Don’t Forget the Protein
When most think about “prepping,” they think about their food supply. More Americans are turning to gardening and homesteading as ways to produce their own food. Others are working with local farmers and ranchers to purchase directly from the sources. This is a good idea whether doomsday comes or not, but it’s particularly important if the food supply chain is broken.
Most grocery stores have about one to two weeks worth of food, as do most American households. Grocers rely heavily on truckers to receive their ongoing shipments. In a crisis, the current process can fail. It behooves Americans for multiple reasons to localize their food purchases as much as possible.
Long-term storage is another popular option. Canned foods, MREs, and freeze dried meals are selling out quickly even as prices rise. But one component that is conspicuously absent in shelf-stable food is high-quality protein. Most survival food companies offer low quality “protein buckets” or cans of meat, but they are often barely edible.
Prepper All-Naturals offers premium cuts of steak that have been cooked sous vide and freeze dried to give them a 25-year shelf life. They offer Ribeye, NY Strip, and Tenderloin among others.

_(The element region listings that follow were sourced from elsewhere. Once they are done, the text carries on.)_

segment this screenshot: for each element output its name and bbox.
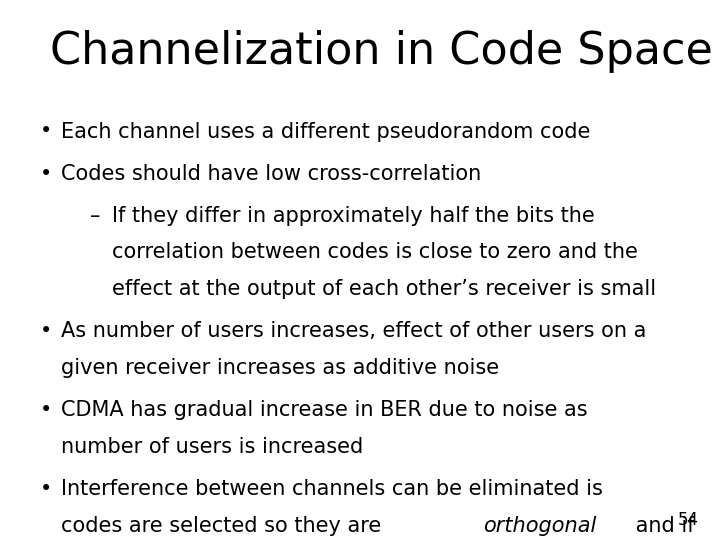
Text: CDMA has gradual increase in BER due to noise as: CDMA has gradual increase in BER due to …	[61, 400, 588, 420]
Text: Codes should have low cross-correlation: Codes should have low cross-correlation	[61, 164, 482, 184]
Text: Interference between channels can be eliminated is: Interference between channels can be eli…	[61, 479, 603, 499]
Text: effect at the output of each other’s receiver is small: effect at the output of each other’s rec…	[112, 279, 656, 299]
Text: If they differ in approximately half the bits the: If they differ in approximately half the…	[112, 206, 594, 226]
Text: number of users is increased: number of users is increased	[61, 437, 364, 457]
Text: •: •	[40, 164, 52, 184]
Text: and if: and if	[629, 516, 695, 536]
Text: orthogonal: orthogonal	[483, 516, 596, 536]
Text: •: •	[40, 479, 52, 499]
Text: correlation between codes is close to zero and the: correlation between codes is close to ze…	[112, 242, 637, 262]
Text: 54: 54	[678, 511, 698, 529]
Text: •: •	[40, 400, 52, 420]
Text: •: •	[40, 321, 52, 341]
Text: given receiver increases as additive noise: given receiver increases as additive noi…	[61, 358, 500, 378]
Text: •: •	[40, 122, 52, 141]
Text: Each channel uses a different pseudorandom code: Each channel uses a different pseudorand…	[61, 122, 590, 141]
Text: –: –	[90, 206, 100, 226]
Text: Channelization in Code Space: Channelization in Code Space	[50, 30, 714, 73]
Text: codes are selected so they are: codes are selected so they are	[61, 516, 388, 536]
Text: As number of users increases, effect of other users on a: As number of users increases, effect of …	[61, 321, 647, 341]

Having buckets of beans and rice is a good start, but keeping a solid supply of high-quality protein isn’t just healthier. It can help a family maintain normalcy through crises.
Prepare Without Fear
With all the challenges we face as Americans today, it can be emotionally draining. Citizens are scared and there’s nothing irrational about their concerns. Being prepared and making lifestyle changes to secure necessities can go a long way toward overcoming the fears that plague us. We should hope and pray for the best but prepare for the worst. And if the worst does come, then knowing we did what we could to be ready for it will help us face those challenges with confidence.